Andrey Petrov on Vesti.FM: something wrong with national question of Nobel Prize in literature

Andrey Petrov on Vesti.FM: something wrong with national question of Nobel Prize in literature

Something wrong with the national question of the Nobel Prize in literature, a senior analyst at Vestnik Kavkaza news agency,  Andrey Petrov, said in the National Question program on Vesti.FM today, commenting on the scandal in Poland due to the award won by Olga Tokarchuk.

“Asia is represented by only three Japanese, two Chinese and two Indians with reservations. Gao Xinjian and Mo Yan were awarded in 2000 and 2012. At the time of getting the prize, Gao already was a French immigrant. The situation is different with India: Bengali Rabindranath Tagore became laureate in 1913, and that’s all. The second Hindu, Vidiadhar Surajprasad Naipol and Japanese Kazuo Ishiguro belong to Asia only by origin, but in fact, they are great British writers,” Andrey Petrov said.

“The Middle East was marked by only three authors - Israeli Shmuel Agnon in the mid-60s, Egyptian Naguib Mahfouz in the late 80s and Turkish Orhan Pamuk in 2006. Thus, Iranian literature is ignored by the Nobel Committee,” the senior analyst of Vestnik Kavkaza drew attention.

“Africans should have even more complaints about the Nobel prize in literature: there are only three laureates from Africa, except for Egyptian Mahfouz, Nigerian-Yoruba Wole Soyinka and two South African citizens - Jewish Nadine Gordimer and descendant of European colonists John Maxwell Coetzee. Soyinka as the only native African was awarded in 1986. By the way, there is only one African American among American laureates - Tony Morrison, awarded in 1993,” the expert emphasized.

“That is, in an amazing way these days, when other international literary prizes begin to apply positive discrimination measures one by one, the Nobel Prize remains, so to speak, a quiet backwater of soft Western chauvinism and non-Europeans awarded only in the framework of conditional national quotas,” Andrey Petrov said.

“Speaking of the West, everything is not going smoothly there either. Canada received the first Nobel laureate - Alice Munro - only in 2013. Australia was marked by Patrick White in 1973. Portugal is also proud of just one laureate, Jose Saramago. Austria began to be awarded only in the 21st century - Elfriede Jelinek in 2004 and now Peter Handke, ” the senior analyst at Vestnik Kavkaza said.

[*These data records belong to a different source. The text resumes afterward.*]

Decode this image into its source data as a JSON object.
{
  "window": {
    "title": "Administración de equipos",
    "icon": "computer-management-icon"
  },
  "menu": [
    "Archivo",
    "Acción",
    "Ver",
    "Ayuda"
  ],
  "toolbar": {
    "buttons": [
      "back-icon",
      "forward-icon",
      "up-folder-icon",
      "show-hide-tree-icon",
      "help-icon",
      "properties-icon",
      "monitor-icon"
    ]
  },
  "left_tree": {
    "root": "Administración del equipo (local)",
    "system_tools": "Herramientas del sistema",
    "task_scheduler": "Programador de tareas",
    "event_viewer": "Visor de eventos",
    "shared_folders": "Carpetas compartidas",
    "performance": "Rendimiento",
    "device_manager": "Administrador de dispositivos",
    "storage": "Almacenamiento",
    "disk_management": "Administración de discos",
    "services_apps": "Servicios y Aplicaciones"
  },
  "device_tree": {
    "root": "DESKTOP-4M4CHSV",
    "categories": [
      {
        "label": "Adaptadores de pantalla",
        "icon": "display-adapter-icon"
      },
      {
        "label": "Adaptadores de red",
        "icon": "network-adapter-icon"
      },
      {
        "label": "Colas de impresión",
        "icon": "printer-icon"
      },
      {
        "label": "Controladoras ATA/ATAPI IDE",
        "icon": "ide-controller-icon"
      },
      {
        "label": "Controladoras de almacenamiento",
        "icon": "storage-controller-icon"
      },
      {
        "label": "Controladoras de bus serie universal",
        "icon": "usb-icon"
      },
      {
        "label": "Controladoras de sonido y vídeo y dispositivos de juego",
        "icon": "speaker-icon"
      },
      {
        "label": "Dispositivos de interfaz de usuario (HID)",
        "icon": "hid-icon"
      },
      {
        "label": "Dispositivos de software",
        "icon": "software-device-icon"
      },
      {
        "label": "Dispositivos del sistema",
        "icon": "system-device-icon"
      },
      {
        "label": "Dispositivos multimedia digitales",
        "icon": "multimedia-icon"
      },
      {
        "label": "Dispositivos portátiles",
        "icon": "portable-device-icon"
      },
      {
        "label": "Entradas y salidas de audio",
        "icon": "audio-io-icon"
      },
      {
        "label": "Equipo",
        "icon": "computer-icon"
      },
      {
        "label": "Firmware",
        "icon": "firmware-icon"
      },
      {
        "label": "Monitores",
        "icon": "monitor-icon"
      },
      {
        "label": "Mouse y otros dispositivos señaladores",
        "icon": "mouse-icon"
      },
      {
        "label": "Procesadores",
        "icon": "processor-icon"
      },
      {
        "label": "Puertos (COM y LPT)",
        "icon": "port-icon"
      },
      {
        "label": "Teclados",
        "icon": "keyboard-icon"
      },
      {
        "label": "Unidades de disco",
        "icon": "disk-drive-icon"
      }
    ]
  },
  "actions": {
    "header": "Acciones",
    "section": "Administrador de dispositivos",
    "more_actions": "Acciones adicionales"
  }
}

“At the same time, Sweden received 8 prizes, and in 1974 two Swedish writers, Eyvind Johnson and Harry Martinson were awarded at once. Norway and Denmark have three winners each. In fairness, it must be pointed out that the predominance of “their” writers was characteristic of the Nobel prize in literature only in the beginning of the last century, ” the expert said, adding that about half of the prize winners are English, French, Germans, Spaniards, Italians and Irish.

“What are the Slavs? There are 12 of them - it would seem that there is nothing to complain about, certainly in comparison with Asia, Africa, and Latin America, where there are only 7 winners, and not a single Argentinean or Brazilian. But! The last Russian was Alexander Solzhenitsyn, the 1970 prize; the Russian Federation does not have a single laureate. There is one Croat, one Czech, one scandalous Belarusian, but there are no Serbs, Slovaks and Bulgarians,” Andrey Petrov said.

“With the award of Olga Tokarchuk this year, Poland became the Slavic Nobel leader in literature: the country now has five prizes, and this is the 8th place in the world after the countries of Western Europe and the USA. It is surprising that such a recognition of Polish literature, which can only be dreamed of by dozens of countries around the world, was greeted with hostility in Poland because of Tokarchuk's anti-nationalist views, which contradict the ideology of the ruling Law and Justice party. Well, as usual, no man is a hero in his hometown,” the expert summed up.